Blém-blém-blémbléim-blém. A igreja... Sete horas.

A cidade amanheceu vazia, cheia de ressaca. O sol da manhã ardia o asfalto coberto de tiras de papéis, latas e secreções...


Dia anterior


- Acode meu povo, repara que é briga!
- O quê? Quem foi?
- O Chico caiu de paulada no Manel ali no meio da praça, minha gente, corre pra apartar!
- Valei-me, vambora ligeiro que rebuliço com Chico é morte certa!


Minutos mais cedo


A praça lotada. Não via tanto furdunço assim fazia tempos. Era gente, suor, calor, cerveja quente e uma música qualquer que naquelas alturas ninguém sequer tinha noção do que se tratava, apenas passavam, pulavam, sujavam-se e faziam amizades sinceras de infância, tudo na espera da grande banda da noite – o “grand finale”.
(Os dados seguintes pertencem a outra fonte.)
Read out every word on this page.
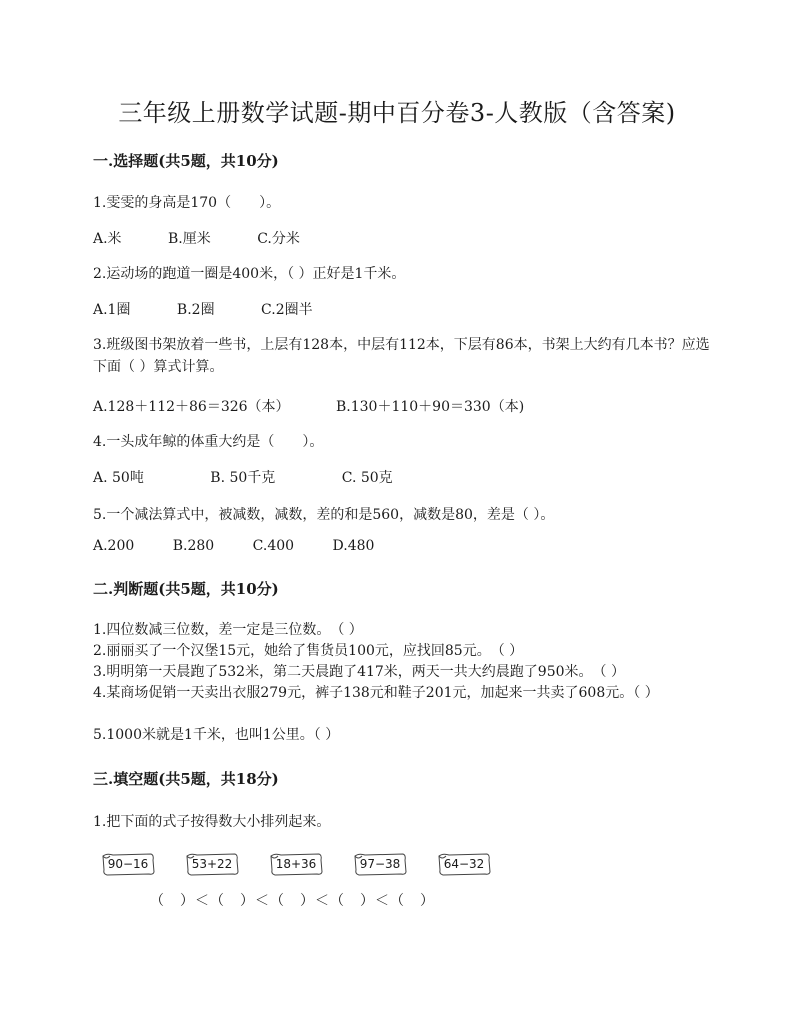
三年级上册数学试题-期中百分卷3-人教版（含答案)
一.选择题(共5题，共10分)
1.雯雯的身高是170（　　）。
A.米	B.厘米	C.分米
2.运动场的跑道一圈是400米，（ ）正好是1千米。
A.1圈	B.2圈	C.2圈半
3.班级图书架放着一些书，上层有128本，中层有112本，下层有86本，书架上大约有几本书？应选下面（ ）算式计算。
A.128＋112＋86＝326（本）	B.130＋110＋90＝330（本)
4.一头成年鲸的体重大约是（　　）。
A. 50吨	B. 50千克	C. 50克
5.一个减法算式中，被减数，减数，差的和是560，减数是80，差是（ ）。
A.200	B.280	C.400	D.480
二.判断题(共5题，共10分)
1.四位数减三位数，差一定是三位数。　（ ）
2.丽丽买了一个汉堡15元，她给了售货员100元，应找回85元。　（ ）
3.明明第一天晨跑了532米，第二天晨跑了417米，两天一共大约晨跑了950米。　（ ）
4.某商场促销一天卖出衣服279元，裤子138元和鞋子201元，加起来一共卖了608元。（ ）
5.1000米就是1千米，也叫1公里。（ ）
三.填空题(共5题，共18分)
1.把下面的式子按得数大小排列起来。
90−16	53+22	18+36	97−38	64−32
（　）＜（　）＜（　）＜（　）＜（　）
Era carnaval, minha gente...

Desde cedo o frisson era geral. Vinha gente de toda parte: das cidades vizinhas, da capital, doutros Estados, vinha inclusive eu. Não pro carnaval, certamente; vinha porque coincidentemente tinha férias naquela ocasião e me furtava de saudade o peito. Saudade dos meus. Mas não podia deixar de compartilhar sensações e experiências no meio de todo aquele movimento. Estava sentado no banco do ônibus que vinha do aeroporto mais próximo para aquela cidadezinha e, atento, observei o diálogo.
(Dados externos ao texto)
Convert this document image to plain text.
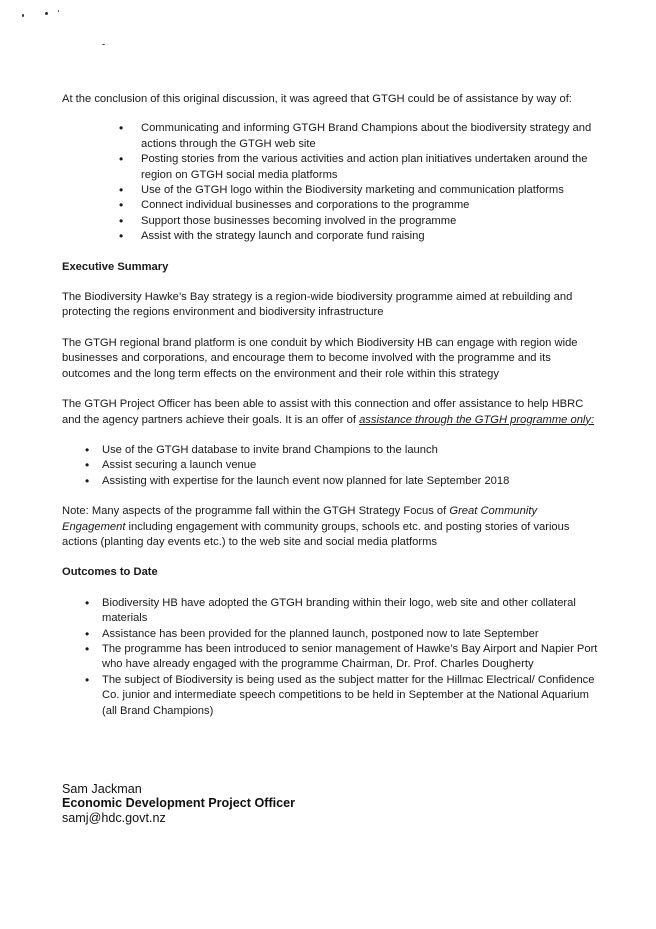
At the conclusion of this original discussion, it was agreed that GTGH could be of assistance by way of:

• Communicating and informing GTGH Brand Champions about the biodiversity strategy and actions through the GTGH web site
• Posting stories from the various activities and action plan initiatives undertaken around the region on GTGH social media platforms
• Use of the GTGH logo within the Biodiversity marketing and communication platforms
• Connect individual businesses and corporations to the programme
• Support those businesses becoming involved in the programme
• Assist with the strategy launch and corporate fund raising

Executive Summary

The Biodiversity Hawke’s Bay strategy is a region-wide biodiversity programme aimed at rebuilding and protecting the regions environment and biodiversity infrastructure

The GTGH regional brand platform is one conduit by which Biodiversity HB can engage with region wide businesses and corporations, and encourage them to become involved with the programme and its outcomes and the long term effects on the environment and their role within this strategy

The GTGH Project Officer has been able to assist with this connection and offer assistance to help HBRC and the agency partners achieve their goals. It is an offer of assistance through the GTGH programme only:

• Use of the GTGH database to invite brand Champions to the launch
• Assist securing a launch venue
• Assisting with expertise for the launch event now planned for late September 2018

Note: Many aspects of the programme fall within the GTGH Strategy Focus of Great Community Engagement including engagement with community groups, schools etc. and posting stories of various actions (planting day events etc.) to the web site and social media platforms

Outcomes to Date

• Biodiversity HB have adopted the GTGH branding within their logo, web site and other collateral materials
• Assistance has been provided for the planned launch, postponed now to late September
• The programme has been introduced to senior management of Hawke’s Bay Airport and Napier Port who have already engaged with the programme Chairman, Dr. Prof. Charles Dougherty
• The subject of Biodiversity is being used as the subject matter for the Hillmac Electrical/ Confidence Co. junior and intermediate speech competitions to be held in September at the National Aquarium (all Brand Champions)
Sam Jackman
Economic Development Project Officer
samj@hdc.govt.nz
- Eita, seu moço, ta viajando pra onde?
- Eu tô indo dar um pulo ali pra passar o carnaval.
- Mas o senhor ta indo mesmo só pra brincar o carnaval.
- Não rapaz, que é isso?! Eu não brinco carnaval! Carnaval pra mim é coisa séria!

De fato, era coisa séria por ali mesmo. Interditaram as ruas, pintaram as calçadas, encerraram cedo as lojas, até a Igreja fechou. Anunciaram que a missa do domingo fora excepcionalmente adiada. É que fica muita zoada na rua. Justificavam os fiéis já com a lata de cerveja na mão e com a cara toda suja de maisena. Sim, isso mesmo, toda suja. Carnaval ali era desse jeito: todo mundo se melava, mudava de sexo, mijava de madrugada na porta da casa dos parentes chatos e se dormia por onde dava mesmo. Noutro dia ninguém se lembrava de nada e seguiam adiante.

Foi no meio disto tudo que a banda tão esperada começou. Eram os fantásticos de não sei onde e cantavam uma coisa qualquer. O som era tão alto, tão absurdamente alto que tenho certeza que nenhuma viv’alma dava conta de entender o que era aquilo que gritavam. Mas quanto mais alto melhor, é festa afinal. Todos deveriam ficar embriagados, seja de álcool ou de labirintite mesmo. E no meio da celeuma, do empurra empurra, zás, o som ficou mudo. A sensação é a que de repente se fica oco, como se a música fosse um pesado e grosso fardo. E de fato era, só que naquelas condições ninguém chegava a qualquer refinamento filosófico.

- Calma, minha gente, é que o fio da guitarra torou*!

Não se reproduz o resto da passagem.